Caractérisée par la dictature de la communication en temps réel et par l’explosion des réseaux sociaux, notre époque laisse a priori peu de place à l’écrivain. Cette place, il doit se la faire lui-même. A lui, donc, le redoutable défi de s’imposer dans un contexte où l’immédiateté et l’émotion prennent souvent le pas sur la réflexion. Pour autant, les idées comme la réflexion n’empêchent pas les saillies, les humeurs voire, pour parler le langage actuel, la proactivité et l’interactivité. C’est la vocation même de ce blog.

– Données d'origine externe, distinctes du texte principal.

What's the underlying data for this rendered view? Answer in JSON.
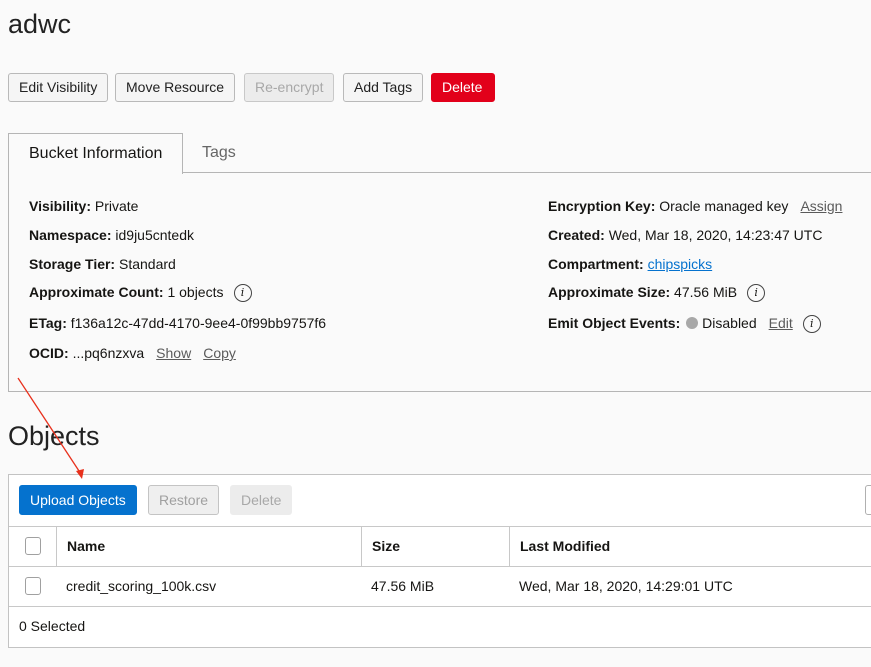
{
  "title": "adwc",
  "actions": {
    "edit_visibility": "Edit Visibility",
    "move_resource": "Move Resource",
    "reencrypt": "Re-encrypt",
    "add_tags": "Add Tags",
    "delete": "Delete"
  },
  "tabs": [
    "Bucket Information",
    "Tags"
  ],
  "info": {
    "visibility": {
      "label": "Visibility:",
      "value": "Private"
    },
    "namespace": {
      "label": "Namespace:",
      "value": "id9ju5cntedk"
    },
    "storage_tier": {
      "label": "Storage Tier:",
      "value": "Standard"
    },
    "approx_count": {
      "label": "Approximate Count:",
      "value": "1 objects"
    },
    "etag": {
      "label": "ETag:",
      "value": "f136a12c-47dd-4170-9ee4-0f99bb9757f6"
    },
    "ocid": {
      "label": "OCID:",
      "value": "...pq6nzxva",
      "show": "Show",
      "copy": "Copy"
    },
    "encryption_key": {
      "label": "Encryption Key:",
      "value": "Oracle managed key",
      "assign": "Assign"
    },
    "created": {
      "label": "Created:",
      "value": "Wed, Mar 18, 2020, 14:23:47 UTC"
    },
    "compartment": {
      "label": "Compartment:",
      "value": "chipspicks"
    },
    "approx_size": {
      "label": "Approximate Size:",
      "value": "47.56 MiB"
    },
    "emit_events": {
      "label": "Emit Object Events:",
      "value": "Disabled",
      "edit": "Edit",
      "status_color": "#a8a8a8"
    }
  },
  "objects": {
    "heading": "Objects",
    "upload": "Upload Objects",
    "restore": "Restore",
    "delete": "Delete",
    "columns": [
      "Name",
      "Size",
      "Last Modified"
    ],
    "rows": [
      {
        "name": "credit_scoring_100k.csv",
        "size": "47.56 MiB",
        "modified": "Wed, Mar 18, 2020, 14:29:01 UTC"
      }
    ],
    "selected": "0 Selected"
  },
  "colors": {
    "primary": "#0572ce",
    "danger": "#e2001a",
    "annotation_arrow": "#e8301c"
  }
}
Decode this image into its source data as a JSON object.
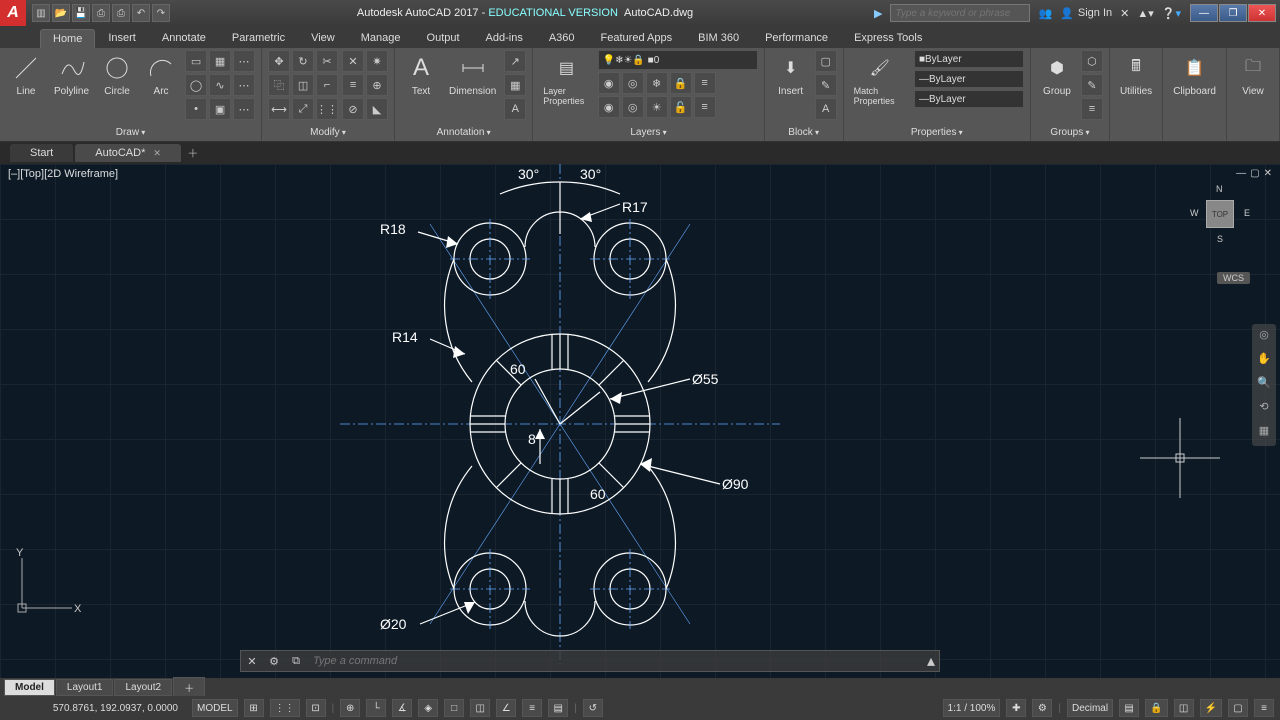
{
  "title": {
    "app": "Autodesk AutoCAD 2017",
    "edition": "EDUCATIONAL VERSION",
    "file": "AutoCAD.dwg"
  },
  "search_placeholder": "Type a keyword or phrase",
  "signin": "Sign In",
  "menu_tabs": [
    "Home",
    "Insert",
    "Annotate",
    "Parametric",
    "View",
    "Manage",
    "Output",
    "Add-ins",
    "A360",
    "Featured Apps",
    "BIM 360",
    "Performance",
    "Express Tools"
  ],
  "active_menu_tab": "Home",
  "ribbon": {
    "draw": {
      "label": "Draw",
      "tools": [
        "Line",
        "Polyline",
        "Circle",
        "Arc"
      ]
    },
    "modify": {
      "label": "Modify"
    },
    "annotation": {
      "label": "Annotation",
      "tools": [
        "Text",
        "Dimension"
      ]
    },
    "layers": {
      "label": "Layers",
      "tool": "Layer Properties",
      "current_layer": "0"
    },
    "block": {
      "label": "Block",
      "tool": "Insert"
    },
    "properties": {
      "label": "Properties",
      "tool": "Match Properties",
      "values": [
        "ByLayer",
        "ByLayer",
        "ByLayer"
      ]
    },
    "groups": {
      "label": "Groups",
      "tool": "Group"
    },
    "utilities": {
      "label": "Utilities"
    },
    "clipboard": {
      "label": "Clipboard"
    },
    "view": {
      "label": "View"
    }
  },
  "file_tabs": [
    "Start",
    "AutoCAD*"
  ],
  "active_file_tab": "AutoCAD*",
  "viewport_label": "[–][Top][2D Wireframe]",
  "viewcube": {
    "face": "TOP",
    "n": "N",
    "s": "S",
    "e": "E",
    "w": "W",
    "wcs": "WCS"
  },
  "dimensions": {
    "ang1": "30°",
    "ang2": "30°",
    "r17": "R17",
    "r18": "R18",
    "r14": "R14",
    "a60_1": "60",
    "a60_2": "60",
    "d8": "8",
    "d55": "Ø55",
    "d90": "Ø90",
    "d20": "Ø20"
  },
  "ucs": {
    "x": "X",
    "y": "Y"
  },
  "cmdline_placeholder": "Type a command",
  "layout_tabs": [
    "Model",
    "Layout1",
    "Layout2"
  ],
  "active_layout": "Model",
  "status": {
    "coords": "570.8761, 192.0937, 0.0000",
    "model": "MODEL",
    "scale": "1:1 / 100%",
    "units": "Decimal"
  }
}
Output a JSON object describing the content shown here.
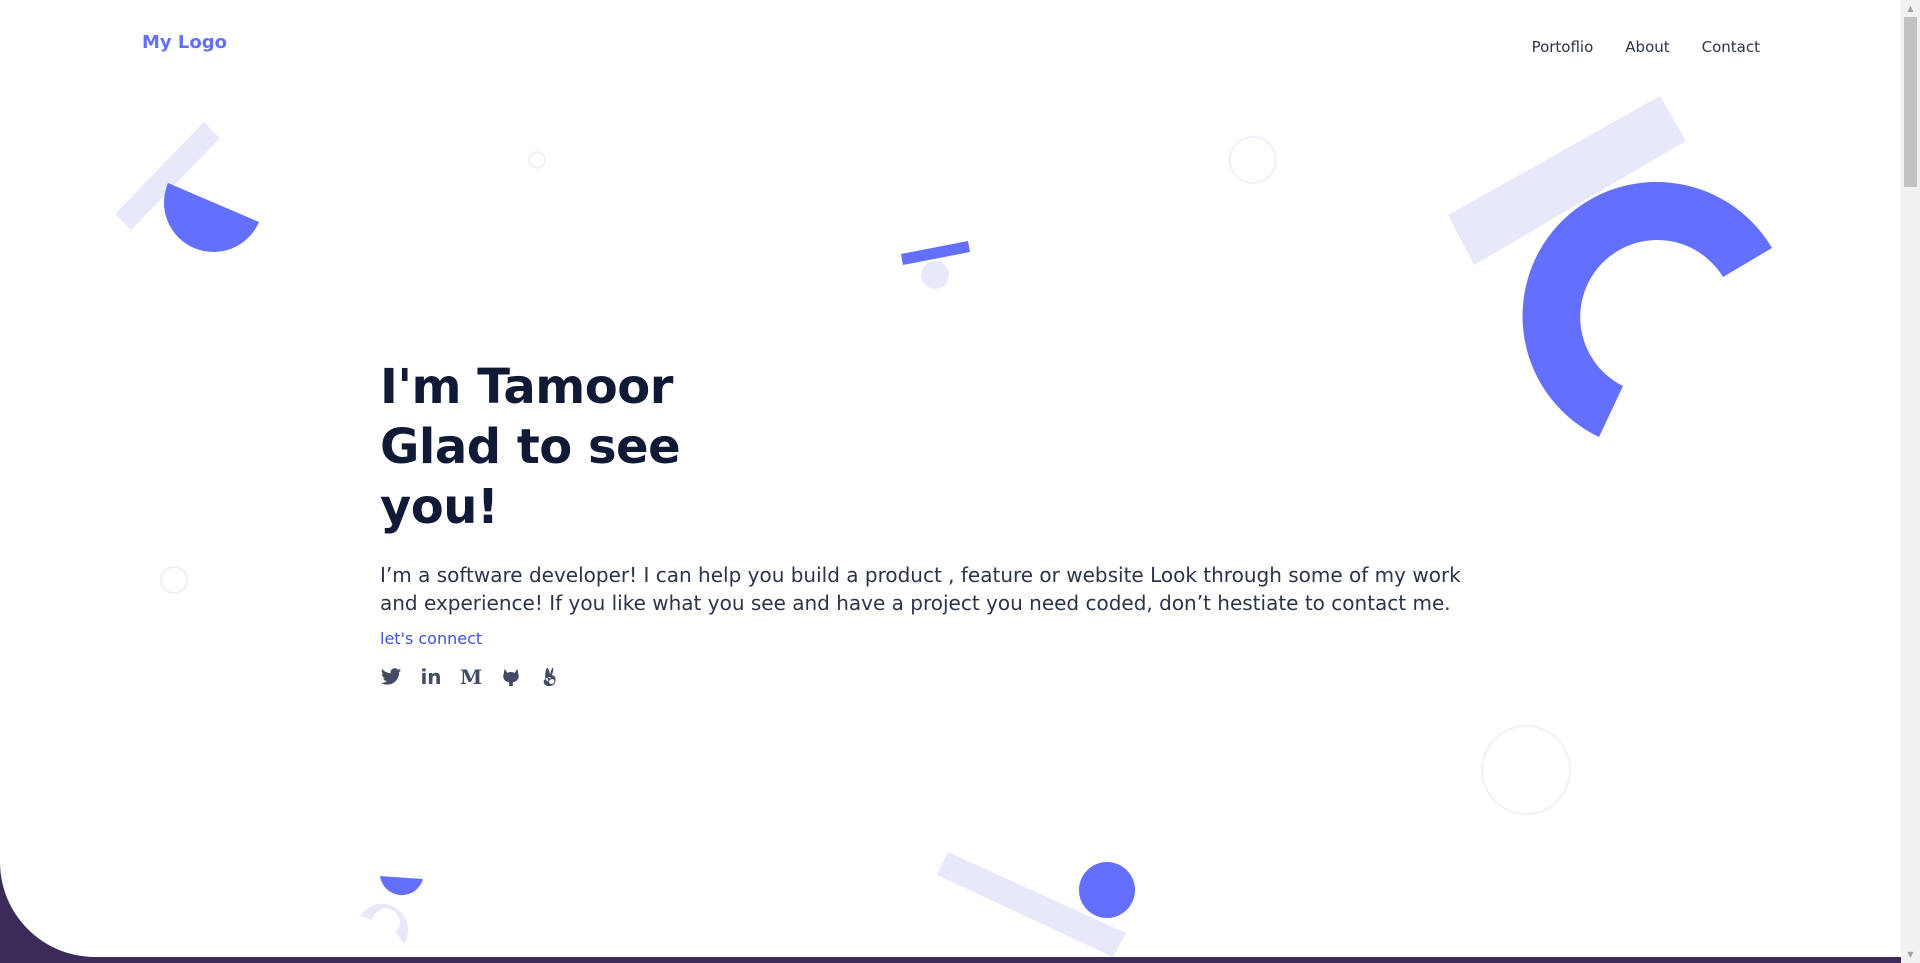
{
  "brand": {
    "logo_text": "My Logo",
    "accent_color": "#6370fe",
    "light_accent_color": "#e8e8fb",
    "heading_color": "#101935",
    "body_color": "#2c3447"
  },
  "nav": {
    "items": [
      {
        "label": "Portoflio"
      },
      {
        "label": "About"
      },
      {
        "label": "Contact"
      }
    ]
  },
  "hero": {
    "headline_lines": [
      "I'm Tamoor",
      "Glad to see",
      "you!"
    ],
    "bio": "I’m a software developer! I can help you build a product , feature or website Look through some of my work and experience! If you like what you see and have a project you need coded, don’t hestiate to contact me.",
    "connect_label": "let's connect"
  },
  "socials": [
    {
      "icon": "twitter-icon"
    },
    {
      "icon": "linkedin-icon",
      "glyph": "in"
    },
    {
      "icon": "medium-icon",
      "glyph": "M"
    },
    {
      "icon": "github-icon"
    },
    {
      "icon": "angellist-icon"
    }
  ]
}
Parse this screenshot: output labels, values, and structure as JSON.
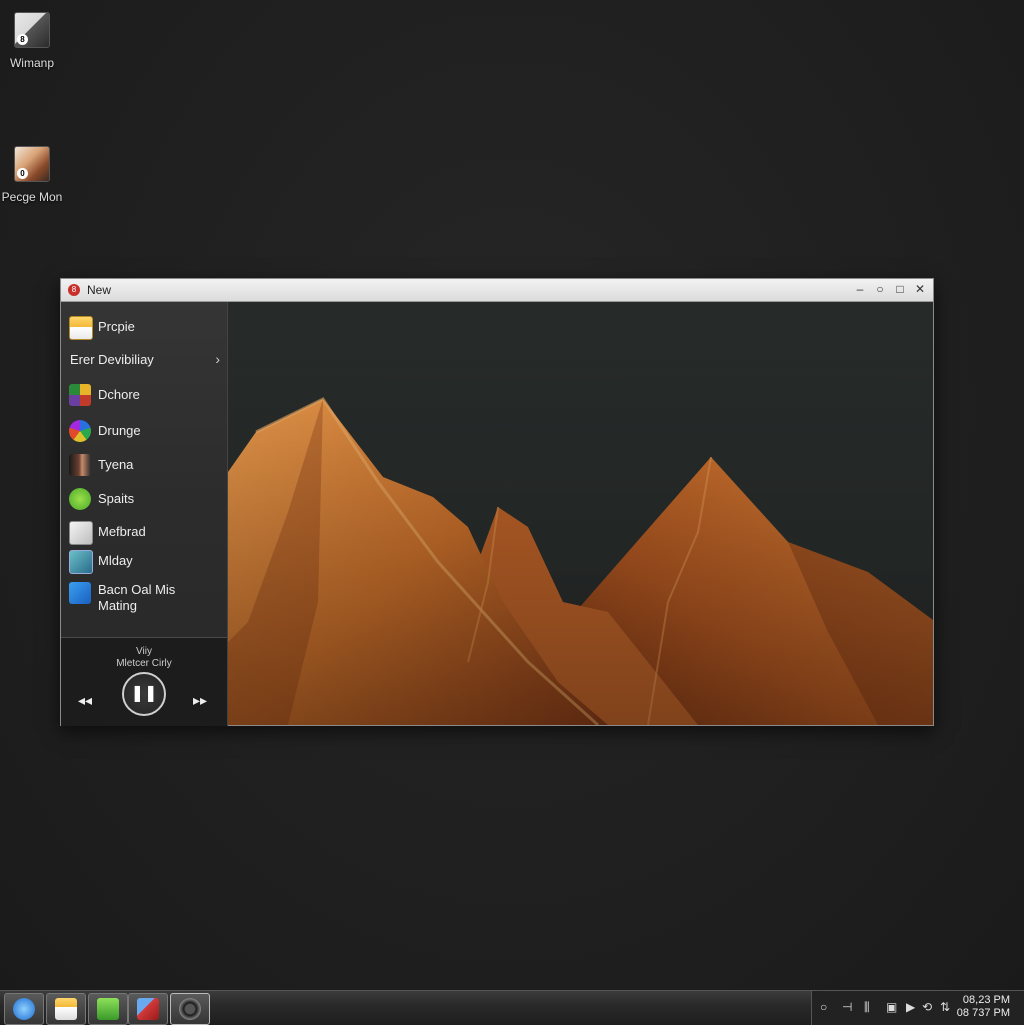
{
  "desktop": {
    "icons": [
      {
        "label": "Wimanp",
        "badge": "8"
      },
      {
        "label": "Pecge Mon",
        "badge": "0"
      }
    ]
  },
  "window": {
    "title": "New",
    "app_icon_glyph": "8",
    "controls": {
      "minimize": "–",
      "restore": "○",
      "maximize": "□",
      "close": "✕"
    }
  },
  "sidebar": {
    "top_item": {
      "label": "Prcpie",
      "icon": "folder-icon"
    },
    "heading": "Erer Devibiliay",
    "heading_chevron": "›",
    "items": [
      {
        "label": "Dchore",
        "icon": "game-icon"
      },
      {
        "label": "Drunge",
        "icon": "colorful-ball-icon"
      },
      {
        "label": "Tyena",
        "icon": "portrait-icon"
      },
      {
        "label": "Spaits",
        "icon": "chat-icon"
      },
      {
        "label": "Mefbrad",
        "icon": "document-icon"
      },
      {
        "label": "Mlday",
        "icon": "image-icon"
      },
      {
        "label": "Bacn Oal Mis",
        "label2": "Mating",
        "icon": "windows-logo-icon"
      }
    ]
  },
  "player": {
    "line1": "Viiy",
    "line2": "Mletcer Cirly",
    "prev": "◂◂",
    "pause": "❚❚",
    "next": "▸▸"
  },
  "taskbar": {
    "apps": [
      {
        "icon": "start-orb-icon"
      },
      {
        "icon": "file-explorer-icon"
      },
      {
        "icon": "phone-icon"
      },
      {
        "icon": "red-app-icon"
      },
      {
        "icon": "camera-icon"
      }
    ],
    "tray": {
      "glyphs": [
        "○",
        "⊣",
        "⫼",
        "▣",
        "▶",
        "⟲",
        "⇅"
      ],
      "time": "08,23 PM",
      "date": "08 737 PM"
    }
  },
  "colors": {
    "desktop_bg": "#202020",
    "mountain_light": "#e88b3a",
    "mountain_dark": "#8a3c18",
    "sky": "#2a2f2d"
  }
}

Beaucoup de mes écrits ont été consacrés à l’actualité internationale, qu’il s’agisse d’Israël, du Proche-Orient et surtout des Etats-Unis, mon thème de prédilection. D’autres concernent la France et sa politique, des premières amours qu’on n’oublie pas si facilement et qui se rappellent volontiers à notre souvenir. Plus récemment, mes préférences m’ont conduit à vagabonder sur d’autres chemins, plus improbables encore : le monde du spectacle et le show-business qui reflètent d’une manière saisissante les aspirations et les illusions de nos sociétés.

Tels sont les thèmes principaux, quoique non exclusifs, que je me propose d’aborder avec vous, semaine après semaine, dans le lieu d’échange privilégié qu’est ce blog. Il va de soi que je ne me priverai aucunement d’aborder d’autres sujets qui me tiennent à cœur. Je le ferai à ma manière : directe et sans concession, parfois polémique mais toujours passionnée. Tant il est vrai que, dans ses turbulences même, la passion est la sœur jumelle de la sincérité.

vendredi 2 décembre 2016

Légende




Ou comment, par la seule vertu de son retrait, un président narcissique et constamment décalé par rapport à ses fonctions, peut se retrouver magnifié au-delà de toute décence.

Il n’aura pas fallu bien longtemps, après que François Hollande a annoncé sa renonciation à la course présidentielle de 2017, pour que surgisse une de ces légendes dont la gauche reste plus que jamais friande faute de savoir affronter la réalité : celle de la dignité, du courage voire de l’élégance du président sortant.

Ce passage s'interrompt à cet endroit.